Returning to the Super Bowl
The campaign is a splash for Nike, which has skipped the Super Bowl for nearly three decades.
Hubbard said the decision to return was largely influenced by the fact that there are “very few shared cultural moments anymore,” and that Nike wants to show up in both “the biggest sport moments and the smallest sport moments.”
Before its 27-year hiatus, Nike was a regular Super Bowl advertiser, consistently delivering ads with longtime creative partner Wieden+Kennedy, Ad Age senior reporter Adrianne Pasquarelli notes.
Nike’s 1992 commercial “Hare,” which featured Michael Jordan and Bugs Bunny, is lauded as one of the most memorable of all time, while its 1997 “Super Bowl Party” featured celebrities including Tyra Banks, Spike Lee, Stevie Wonder and Chris Rock as a puppet.
Nike’s last Super Bowl appearance occurred in 1998, when it caused a stir with a spot that ditched clothes for bare skin. The 60-second ad featured basketball player David Robinson and Olympic runners Michael Johnson and Suzy Hamilton, working out, running or otherwise playing their sport naked.

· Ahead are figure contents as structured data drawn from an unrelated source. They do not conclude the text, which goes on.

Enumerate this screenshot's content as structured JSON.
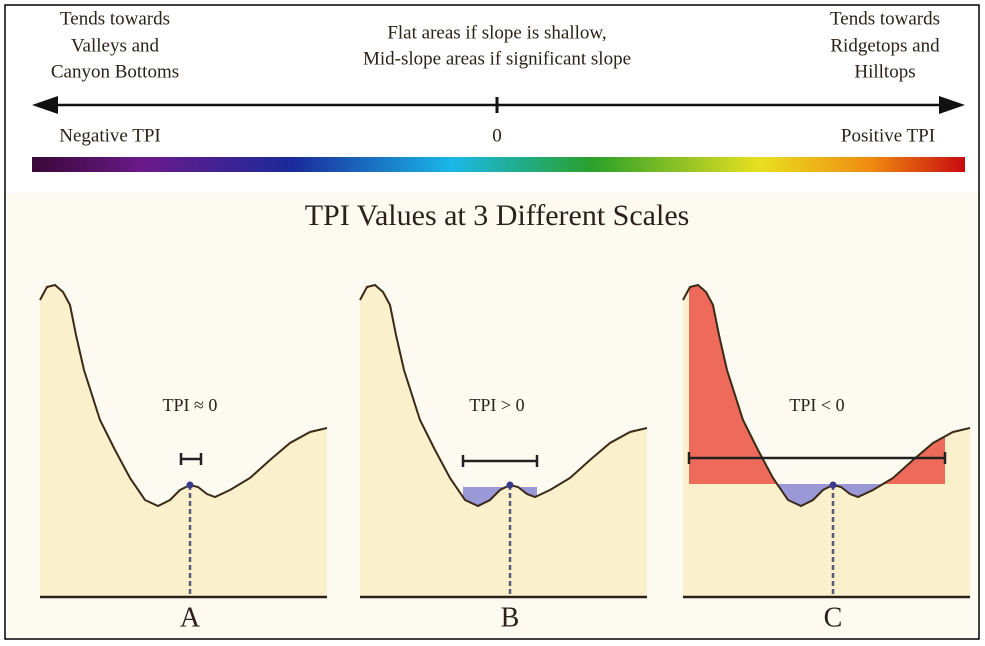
{
  "legend": {
    "left": [
      "Tends towards",
      "Valleys and",
      "Canyon Bottoms"
    ],
    "center": [
      "Flat areas if slope is shallow,",
      "Mid-slope areas if significant slope"
    ],
    "right": [
      "Tends towards",
      "Ridgetops and",
      "Hilltops"
    ],
    "negative": "Negative TPI",
    "zero": "0",
    "positive": "Positive TPI"
  },
  "title": "TPI Values at 3 Different Scales",
  "panels": [
    {
      "label": "TPI ≈ 0",
      "letter": "A"
    },
    {
      "label": "TPI > 0",
      "letter": "B"
    },
    {
      "label": "TPI < 0",
      "letter": "C"
    }
  ]
}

Now, its return to the Big Game comes as Nike seeks to reverse sales struggles amid increased competition.
Recently, the brand launched a series of campaigns backed by striking creative to drive sales, all focused on winning. In July, the brand’s Olympics campaign narrated by Willem Dafoe and featuring longtime stars such as LeBron James and Serena Williams, made the bold assertion that winning is an exclusive art that is not for everyone.
A subsequent running campaign launched in September emphasized the challenge of running in any conditions, asserting that “Winning Isn’t Comfortable.”
The current Super Bowl campaign follows a similar line of thinking, celebrating the grit it takes to win and empowering women athletes who fight against the odds to become winners, explained Hubbard.
“In talking [with the athletes], they felt like, from a societal perspective, winning was getting a losing reputation, and that this idea of being obsessive, being all in on something, being maniacal, going after your goals with a single-minded focus, was becoming a little taboo in society. It felt like our athletes felt that they have this drive in them that isn’t being celebrated in society anymore. That was the impetus of the Olympics campaign,” she told Ad Age. “Winning is so personal, and winning doesn’t have to have one face. It has many different faces. So, this idea of continuing to dimensionalize winning feels like a nice space for us right now.”